Awal Mula Hubungan yang Tak Terduga
St. Clair, yang kini berusia 27 tahun, membagikan sisi lain kehidupannya melalui serangkaian narasi emosional di media sosial. Hubungannya dengan bos Tesla tersebut membuahkan seorang putra bernama Romulus, yang lahir pada September 2024. Bagi Ashley, ini adalah anak keduanya, namun bagi Musk, bayi ini dikabarkan menjadi bagian dari daftar panjang keturunannya yang terus bertambah.
Pertemuan mereka bermula di lingkungan politik sayap kanan AS. Saat itu, Ashley mengaku berada di titik di mana ia merasa keluarga ideal sulit dicapai. Namun, kesamaan visi mengenai pentingnya memiliki banyak keturunan—sebuah ideologi yang sering digaungkan Musk—membuat keduanya menjalin kedekatan yang lebih dalam.
Jaminan Finansial vs Kenyataan Pahit
Sebagai seorang ibu tunggal yang kala itu tengah berjuang menyeimbangkan kondisi ekonominya, Ashley jujur mengakui bahwa tawaran Musk untuk memiliki anak bersama terasa seperti pintu menuju keamanan masa depan. Baginya, ini bukan semata-mata soal gaya hidup mewah, melainkan jaminan agar anak-anaknya tidak perlu merasakan kesulitan finansial di masa depan.
“Aku hanya ingin menjadi seorang ibu tanpa harus terus-menerus dihantui kekhawatiran ekonomi,” ungkapnya dengan nada getir. Namun, janji manis itu perlahan memudar seiring berjalannya waktu.
Perubahan Sikap dan Badai Hukum
Menurut pengakuan Ashley, dinamika hubungan mereka berubah drastis segera setelah ia hamil. Ia merasa tidak mendapatkan kejujuran penuh mengenai hubungan Musk dengan perempuan-perempuan lain yang juga memiliki anak darinya. Bahkan, Ashley menyebut ada sisi kepribadian Musk yang jauh berbeda sebelum isu kehamilan muncul ke permukaan.

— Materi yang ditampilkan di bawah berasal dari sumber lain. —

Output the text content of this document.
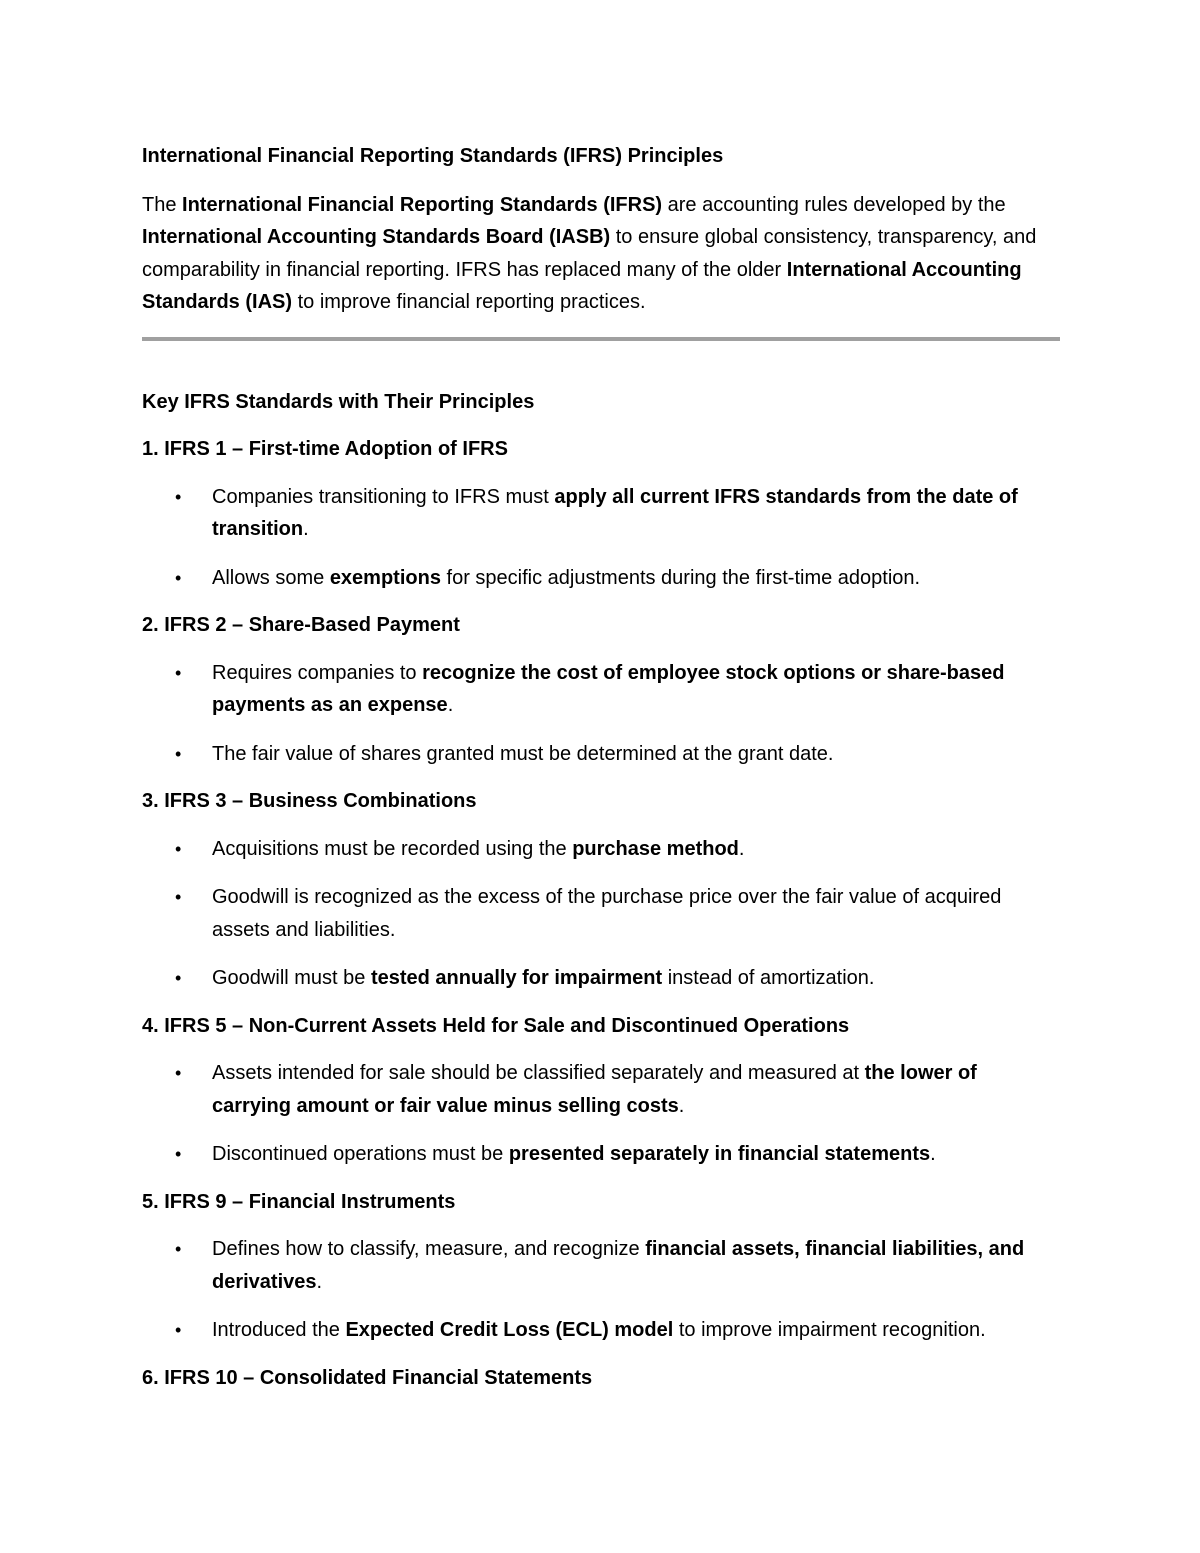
International Financial Reporting Standards (IFRS) Principles

The International Financial Reporting Standards (IFRS) are accounting rules developed by the International Accounting Standards Board (IASB) to ensure global consistency, transparency, and comparability in financial reporting. IFRS has replaced many of the older International Accounting Standards (IAS) to improve financial reporting practices.

Key IFRS Standards with Their Principles

1. IFRS 1 – First-time Adoption of IFRS

• Companies transitioning to IFRS must apply all current IFRS standards from the date of transition.
• Allows some exemptions for specific adjustments during the first-time adoption.

2. IFRS 2 – Share-Based Payment

• Requires companies to recognize the cost of employee stock options or share-based payments as an expense.
• The fair value of shares granted must be determined at the grant date.

3. IFRS 3 – Business Combinations

• Acquisitions must be recorded using the purchase method.
• Goodwill is recognized as the excess of the purchase price over the fair value of acquired assets and liabilities.
• Goodwill must be tested annually for impairment instead of amortization.

4. IFRS 5 – Non-Current Assets Held for Sale and Discontinued Operations

• Assets intended for sale should be classified separately and measured at the lower of carrying amount or fair value minus selling costs.
• Discontinued operations must be presented separately in financial statements.

5. IFRS 9 – Financial Instruments

• Defines how to classify, measure, and recognize financial assets, financial liabilities, and derivatives.
• Introduced the Expected Credit Loss (ECL) model to improve impairment recognition.

6. IFRS 10 – Consolidated Financial Statements
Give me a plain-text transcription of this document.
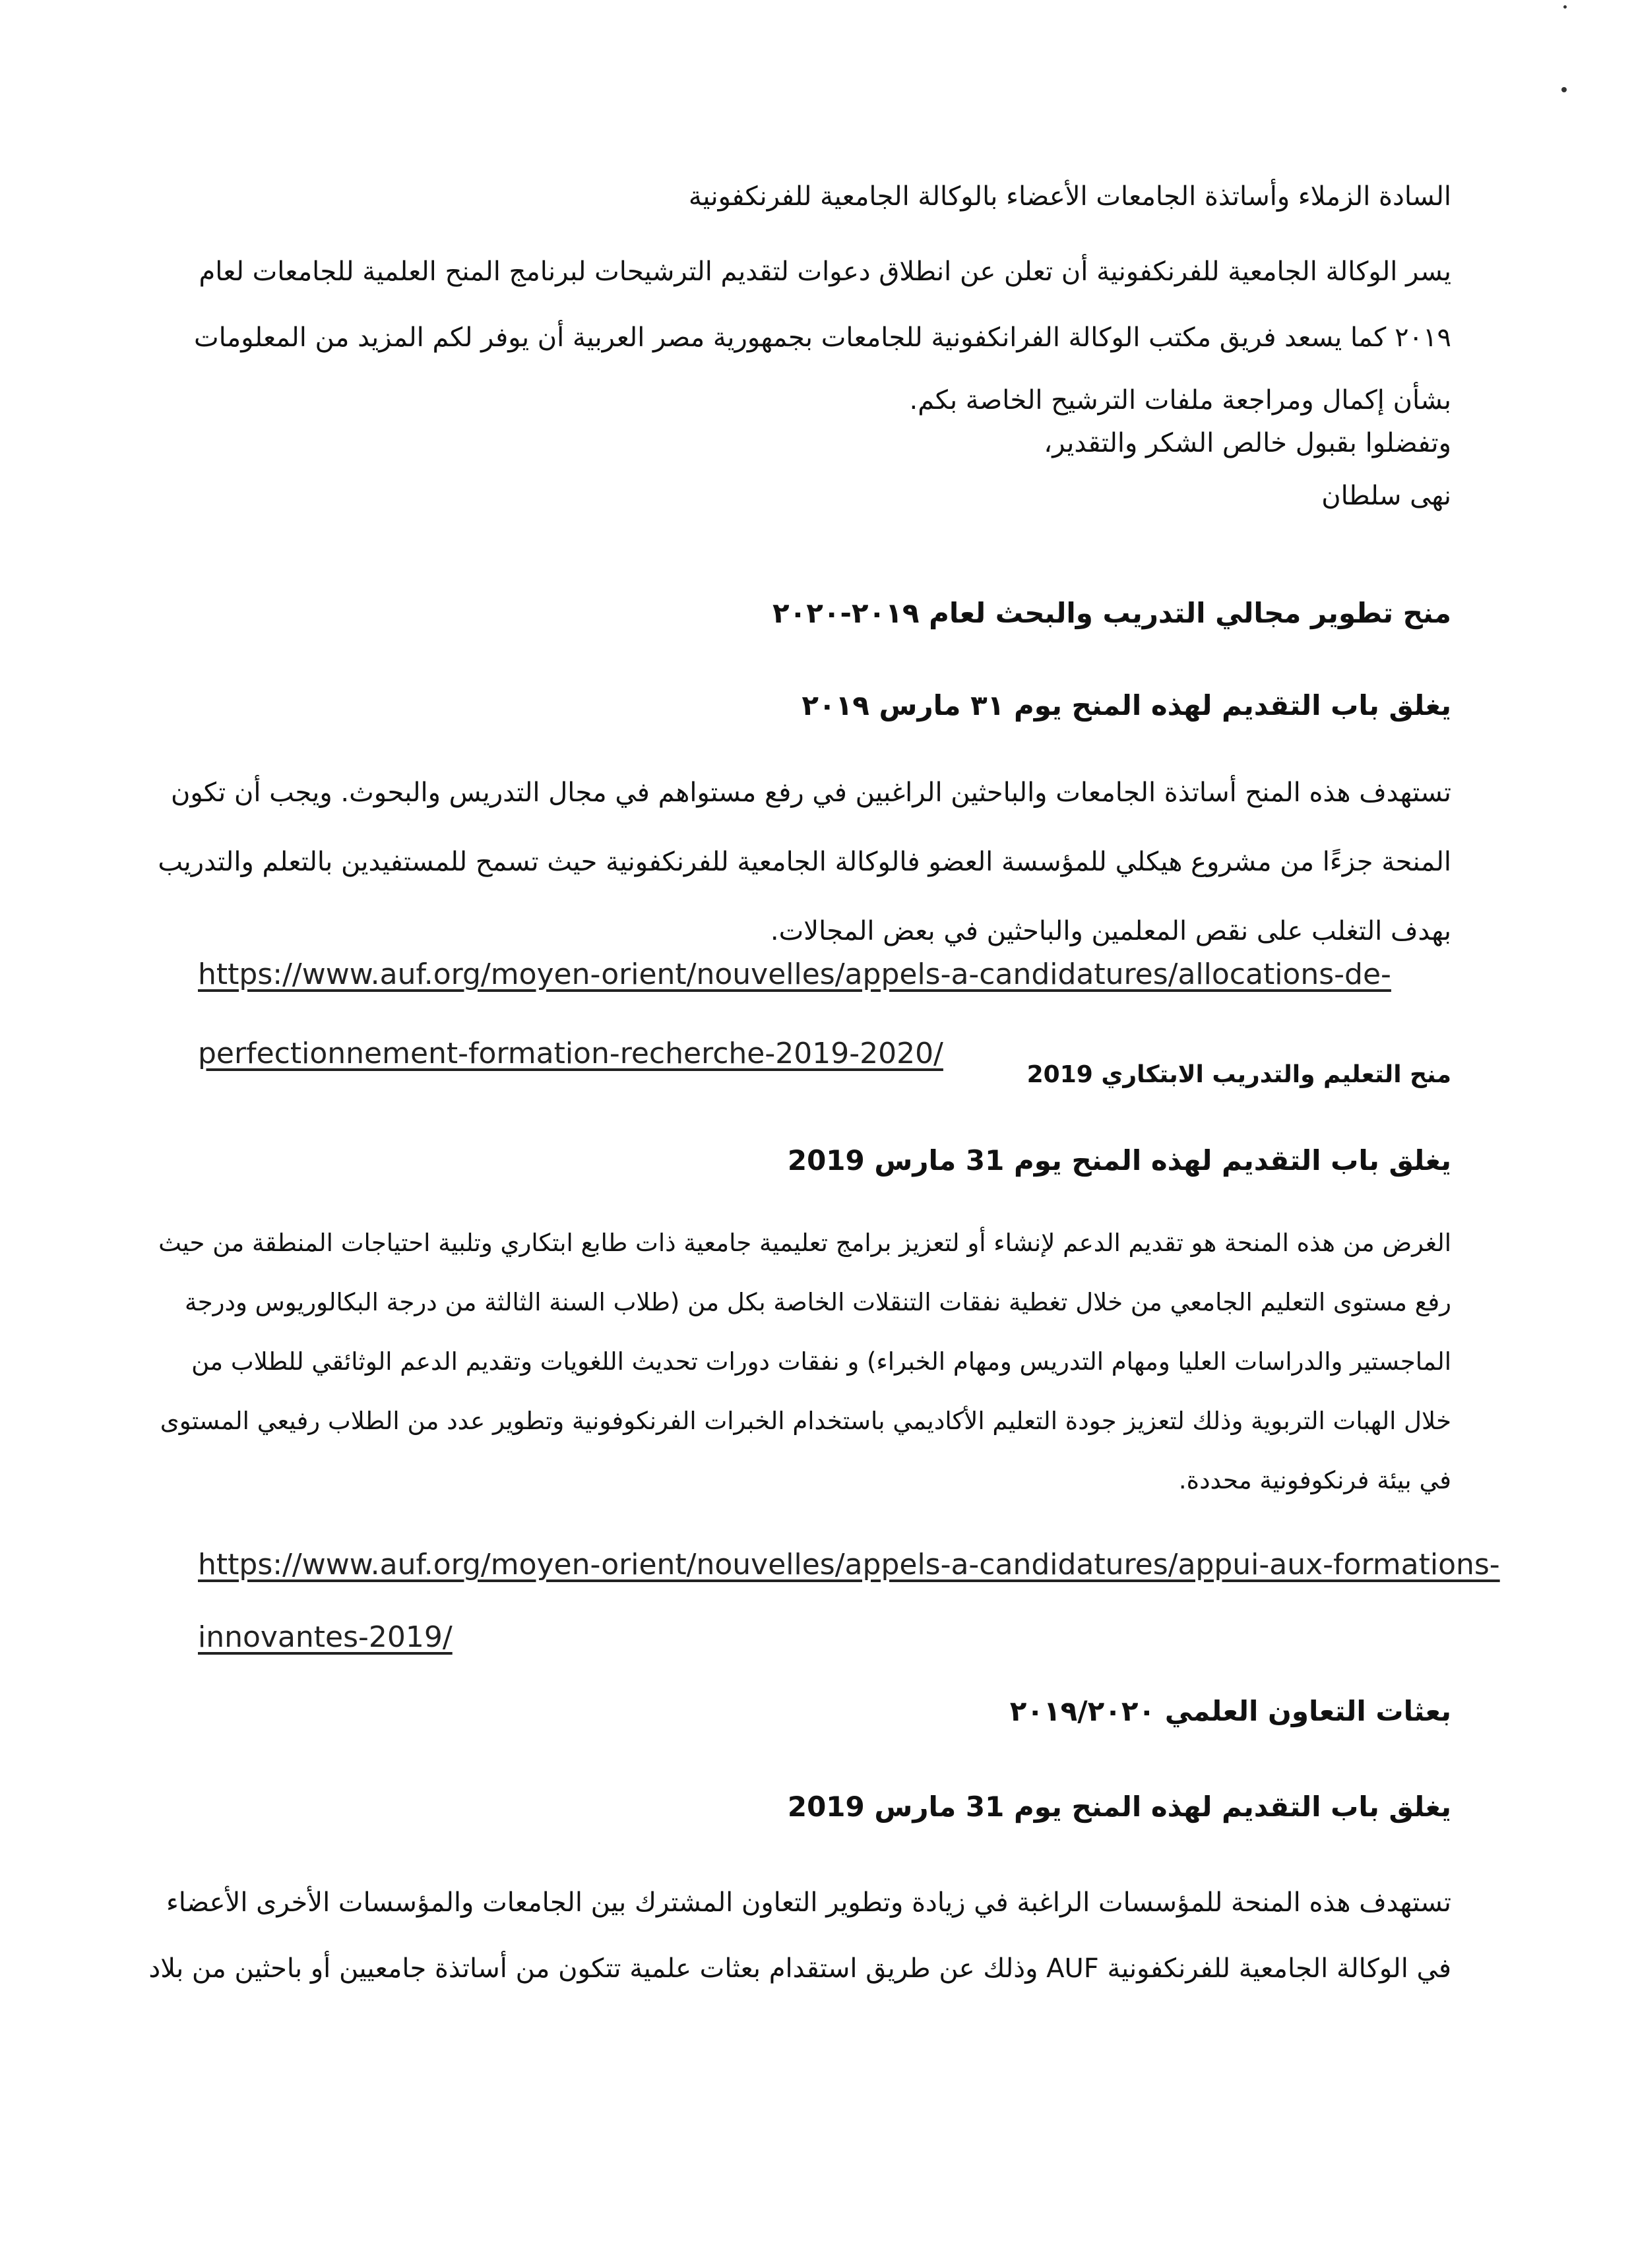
السادة الزملاء وأساتذة الجامعات الأعضاء بالوكالة الجامعية للفرنكفونية

يسر الوكالة الجامعية للفرنكفونية أن تعلن عن انطلاق دعوات لتقديم الترشيحات لبرنامج المنح العلمية للجامعات لعام
٢٠١٩ كما يسعد فريق مكتب الوكالة الفرانكفونية للجامعات بجمهورية مصر العربية أن يوفر لكم المزيد من المعلومات
بشأن إكمال ومراجعة ملفات الترشيح الخاصة بكم.

وتفضلوا بقبول خالص الشكر والتقدير،
نهى سلطان

منح تطوير مجالي التدريب والبحث لعام ٢٠١٩-٢٠٢٠
يغلق باب التقديم لهذه المنح يوم ٣١ مارس ٢٠١٩

تستهدف هذه المنح أساتذة الجامعات والباحثين الراغبين في رفع مستواهم في مجال التدريس والبحوث. ويجب أن تكون
المنحة جزءًا من مشروع هيكلي للمؤسسة العضو فالوكالة الجامعية للفرنكفونية حيث تسمح للمستفيدين بالتعلم والتدريب
بهدف التغلب على نقص المعلمين والباحثين في بعض المجالات.

https://www.auf.org/moyen-orient/nouvelles/appels-a-candidatures/allocations-de-
perfectionnement-formation-recherche-2019-2020/
منح التعليم والتدريب الابتكاري 2019
يغلق باب التقديم لهذه المنح يوم 31 مارس 2019

الغرض من هذه المنحة هو تقديم الدعم لإنشاء أو لتعزيز برامج تعليمية جامعية ذات طابع ابتكاري وتلبية احتياجات المنطقة من حيث
رفع مستوى التعليم الجامعي من خلال تغطية نفقات التنقلات الخاصة بكل من (طلاب السنة الثالثة من درجة البكالوريوس ودرجة
الماجستير والدراسات العليا ومهام التدريس ومهام الخبراء) و نفقات دورات تحديث اللغويات وتقديم الدعم الوثائقي للطلاب من
خلال الهبات التربوية وذلك لتعزيز جودة التعليم الأكاديمي باستخدام الخبرات الفرنكوفونية وتطوير عدد من الطلاب رفيعي المستوى
في بيئة فرنكوفونية محددة.

https://www.auf.org/moyen-orient/nouvelles/appels-a-candidatures/appui-aux-formations-
innovantes-2019/
بعثات التعاون العلمي ٢٠١٩/٢٠٢٠
يغلق باب التقديم لهذه المنح يوم 31 مارس 2019

تستهدف هذه المنحة للمؤسسات الراغبة في زيادة وتطوير التعاون المشترك بين الجامعات والمؤسسات الأخرى الأعضاء
في الوكالة الجامعية للفرنكفونية AUF وذلك عن طريق استقدام بعثات علمية تتكون من أساتذة جامعيين أو باحثين من بلاد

Ketegangan mencapai puncaknya pada Februari 2025, saat identitas Musk sebagai ayah biologis Romulus mulai terungkap ke publik. Bukannya dukungan, Ashley justru dihadapkan pada perselisihan hak asuh anak yang melelahkan. Musk dikabarkan mengambil langkah agresif dengan memangkas tunjangan anak hingga 60 persen, sebuah tindakan yang dirasakan Ashley sebagai bentuk tekanan finansial baru.
Konflik Ideologi dan Pengawasan Ketat
Situasi semakin keruh ketika isu perbedaan pandangan politik mencuat. Musk kabarnya berupaya mendapatkan hak asuh penuh atas Romulus setelah Ashley secara terbuka menunjukkan dukungannya terhadap komunitas transgender di media sosial. Hal ini diduga memicu ketidaksenangan miliarder tersebut, yang selama ini dikenal memiliki pandangan cukup kaku terhadap isu sosial tertentu.
Kini, Ashley St. Clair mengaku hidup di bawah bayang-bayang ketakutan. Ia merasa setiap langkah dan unggahannya terus dipantau oleh tim pengacara yang tangguh. Menghadapi proses hukum di tiga pengadilan yang berbeda sekaligus telah menguras energinya secara fisik maupun mental. Drama ini menjadi pengingat nyata bahwa di balik kekuasaan besar, terdapat konflik personal yang pelik dan penuh air mata.